All police officers in New Jersey will be expected to wear body cameras over the next couple of months.
It is part of a series of steps to improve policing in the Garden State.
“Body cameras will hold everyone accountable. They will hold police officers accountable, and they will hold the community accountable,” says Dalton Price, the president of Bronze Shields of Passaic County, a Black law enforcement group.
The New Jersey attorney general has put aside $60 million for police departments to pay for body cameras. All officers will be wearing them by June.
Attorney General Gurbir Grewal also unveiled last week a police use-of-force dashboard, while lawmakers push for departments to have minority hiring programs.
“You want people in an urban community to understand for one, policing is a respectable career,” says Price.

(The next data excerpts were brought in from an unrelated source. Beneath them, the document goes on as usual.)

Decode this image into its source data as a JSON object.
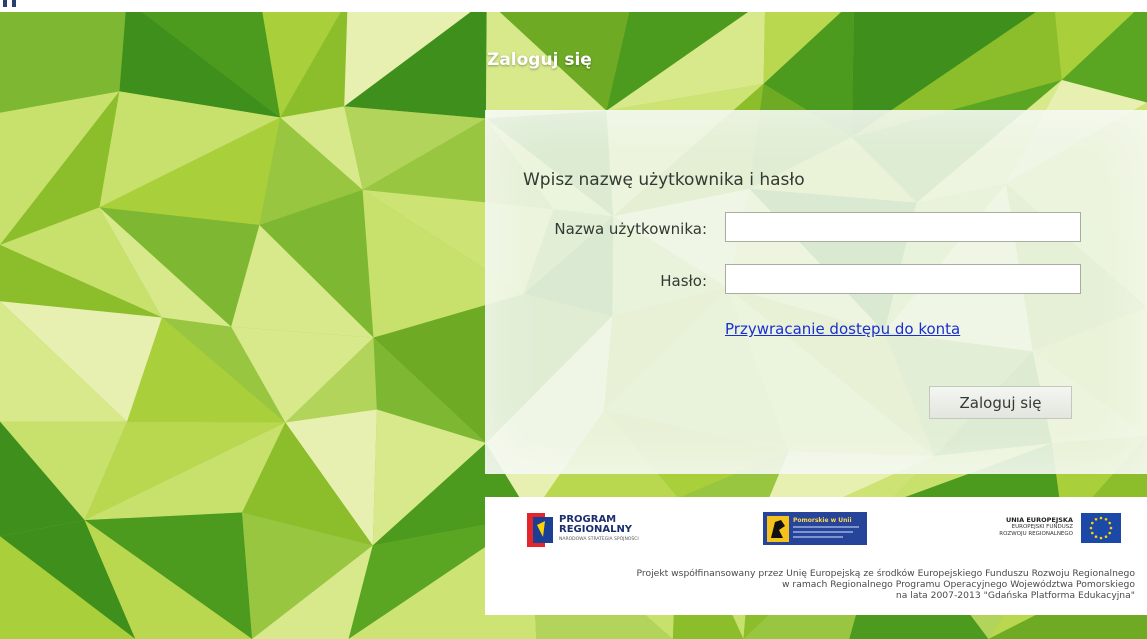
{
  "login": {
    "title": "Zaloguj się",
    "heading": "Wpisz nazwę użytkownika i hasło",
    "username_label": "Nazwa użytkownika:",
    "password_label": "Hasło:",
    "username_value": "",
    "password_value": "",
    "recover_link": "Przywracanie dostępu do konta",
    "submit_label": "Zaloguj się"
  },
  "footer": {
    "logo_program_line1": "PROGRAM",
    "logo_program_line2": "REGIONALNY",
    "logo_program_line3": "NARODOWA STRATEGIA SPÓJNOŚCI",
    "logo_pomorskie": "Pomorskie w Unii",
    "logo_eu_line1": "UNIA EUROPEJSKA",
    "logo_eu_line2": "EUROPEJSKI FUNDUSZ",
    "logo_eu_line3": "ROZWOJU REGIONALNEGO",
    "text_line1": "Projekt współfinansowany przez Unię Europejską ze środków Europejskiego Funduszu Rozwoju Regionalnego",
    "text_line2": "w ramach Regionalnego Programu Operacyjnego Województwa Pomorskiego",
    "text_line3": "na lata 2007-2013 \"Gdańska Platforma Edukacyjna\""
  },
  "colors": {
    "link": "#1a2fd1",
    "green_dark": "#3f8f1d",
    "green_light": "#c7e06a"
  }
}
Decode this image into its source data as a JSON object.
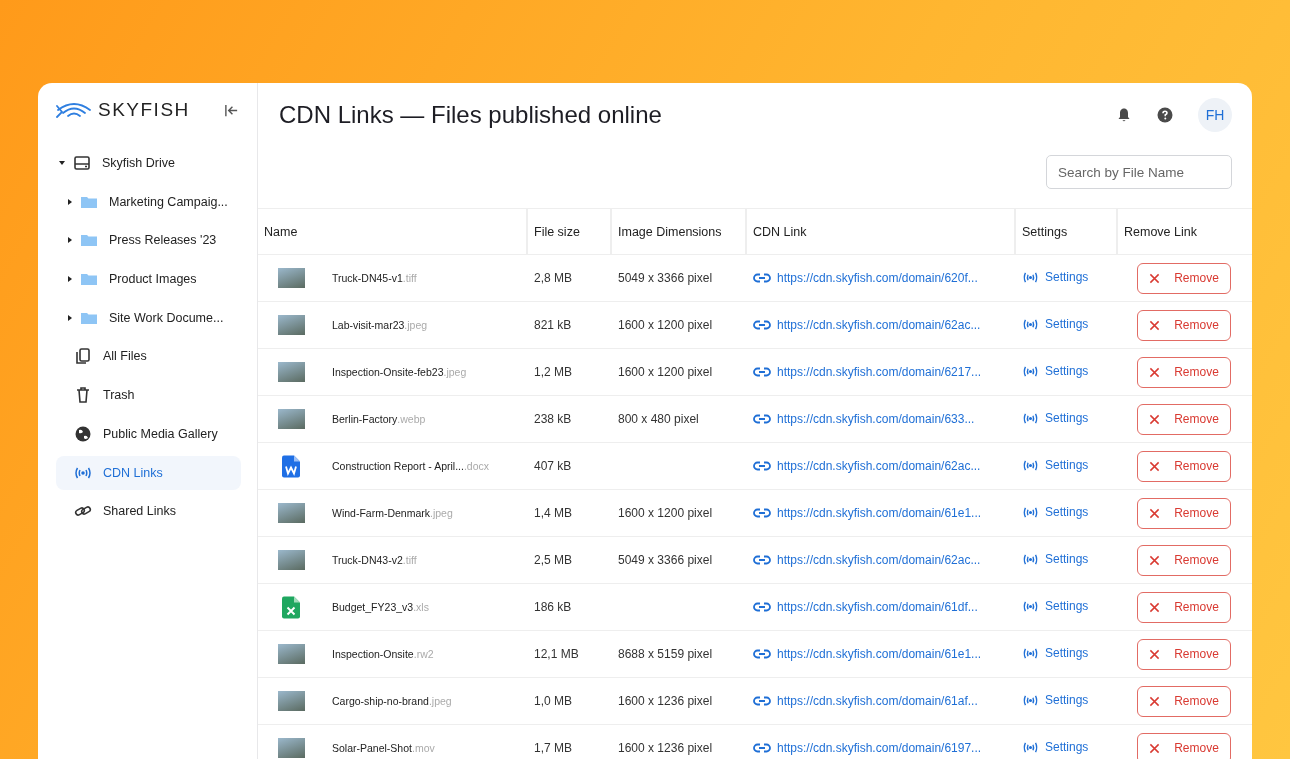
{
  "brand": {
    "name": "SKYFISH"
  },
  "sidebar": {
    "tree": [
      {
        "label": "Skyfish Drive",
        "kind": "drive",
        "expanded": true,
        "selected": false,
        "children": [
          {
            "label": "Marketing Campaig...",
            "kind": "folder",
            "expanded": false,
            "selected": false
          },
          {
            "label": "Press Releases '23",
            "kind": "folder",
            "expanded": false,
            "selected": false
          },
          {
            "label": "Product Images",
            "kind": "folder",
            "expanded": false,
            "selected": false
          },
          {
            "label": "Site Work Docume...",
            "kind": "folder",
            "expanded": false,
            "selected": false
          }
        ]
      }
    ],
    "items": [
      {
        "label": "All Files",
        "kind": "files",
        "selected": false
      },
      {
        "label": "Trash",
        "kind": "trash",
        "selected": false
      },
      {
        "label": "Public Media Gallery",
        "kind": "globe",
        "selected": false
      },
      {
        "label": "CDN Links",
        "kind": "signal",
        "selected": true
      },
      {
        "label": "Shared Links",
        "kind": "link",
        "selected": false
      }
    ]
  },
  "header": {
    "title": "CDN Links — Files published online",
    "avatar": "FH"
  },
  "search": {
    "placeholder": "Search by File Name"
  },
  "table": {
    "columns": [
      "Name",
      "File size",
      "Image Dimensions",
      "CDN Link",
      "Settings",
      "Remove Link"
    ],
    "rows": [
      {
        "kind": "photo",
        "name": "Truck-DN45-v1",
        "ext": ".tiff",
        "size": "2,8 MB",
        "dims": "5049 x 3366 pixel",
        "link": "https://cdn.skyfish.com/domain/620f...",
        "settings": "Settings",
        "remove": "Remove"
      },
      {
        "kind": "photo",
        "name": "Lab-visit-mar23",
        "ext": ".jpeg",
        "size": "821 kB",
        "dims": "1600 x 1200 pixel",
        "link": "https://cdn.skyfish.com/domain/62ac...",
        "settings": "Settings",
        "remove": "Remove"
      },
      {
        "kind": "photo",
        "name": "Inspection-Onsite-feb23",
        "ext": ".jpeg",
        "size": "1,2 MB",
        "dims": "1600 x 1200 pixel",
        "link": "https://cdn.skyfish.com/domain/6217...",
        "settings": "Settings",
        "remove": "Remove"
      },
      {
        "kind": "photo",
        "name": "Berlin-Factory",
        "ext": ".webp",
        "size": "238 kB",
        "dims": "800 x 480 pixel",
        "link": "https://cdn.skyfish.com/domain/633...",
        "settings": "Settings",
        "remove": "Remove"
      },
      {
        "kind": "word",
        "name": "Construction Report - April...",
        "ext": ".docx",
        "size": "407 kB",
        "link": "https://cdn.skyfish.com/domain/62ac...",
        "settings": "Settings",
        "remove": "Remove"
      },
      {
        "kind": "photo",
        "name": "Wind-Farm-Denmark",
        "ext": ".jpeg",
        "size": "1,4 MB",
        "dims": "1600 x 1200 pixel",
        "link": "https://cdn.skyfish.com/domain/61e1...",
        "settings": "Settings",
        "remove": "Remove"
      },
      {
        "kind": "photo",
        "name": "Truck-DN43-v2",
        "ext": ".tiff",
        "size": "2,5 MB",
        "dims": "5049 x 3366 pixel",
        "link": "https://cdn.skyfish.com/domain/62ac...",
        "settings": "Settings",
        "remove": "Remove"
      },
      {
        "kind": "excel",
        "name": "Budget_FY23_v3",
        "ext": ".xls",
        "size": "186 kB",
        "link": "https://cdn.skyfish.com/domain/61df...",
        "settings": "Settings",
        "remove": "Remove"
      },
      {
        "kind": "photo",
        "name": "Inspection-Onsite",
        "ext": ".rw2",
        "size": "12,1 MB",
        "dims": "8688 x 5159 pixel",
        "link": "https://cdn.skyfish.com/domain/61e1...",
        "settings": "Settings",
        "remove": "Remove"
      },
      {
        "kind": "photo",
        "name": "Cargo-ship-no-brand",
        "ext": ".jpeg",
        "size": "1,0 MB",
        "dims": "1600 x 1236 pixel",
        "link": "https://cdn.skyfish.com/domain/61af...",
        "settings": "Settings",
        "remove": "Remove"
      },
      {
        "kind": "photo",
        "name": "Solar-Panel-Shot",
        "ext": ".mov",
        "size": "1,7 MB",
        "dims": "1600 x 1236 pixel",
        "link": "https://cdn.skyfish.com/domain/6197...",
        "settings": "Settings",
        "remove": "Remove"
      }
    ]
  }
}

Price himself is a former Paterson police officer.
“You’re looking to recruit people from that neighborhood with the same mindset from that area, and that’s important when you have police from a community. It helps when they recognize people in the community,” he says.
Price’s group is helping the New Jersey State Police to recruit. But the head of the state police says that applicants are coming up short. Col. Patrick Callahan says that there are only a couple of thousand applications right now. There are usually anywhere from 15,000 to 20,000 applicants.
Callahan says that incidents from around the nation could be playing a role.
“I think that the young men and women, when they look around the country and they see things that are going on and question it – I think it’s time for those to step up and be a part of igniting change,” he says.
There are several incidents in New Jersey that are under investigation when it comes to use of force.
“In the climate that we’re living in, I can say that a lot of what we see on video when it comes to policing, it looks bad. And a lot of it looks bad because it is bad,” says Price.
Price says that police reform could weed out those who got into law enforcement for the wrong reasons.
Online applications for the New Jersey State Police are expected to be up for another 10 days. But Callahan says that the deadline could be extended to help get the word out.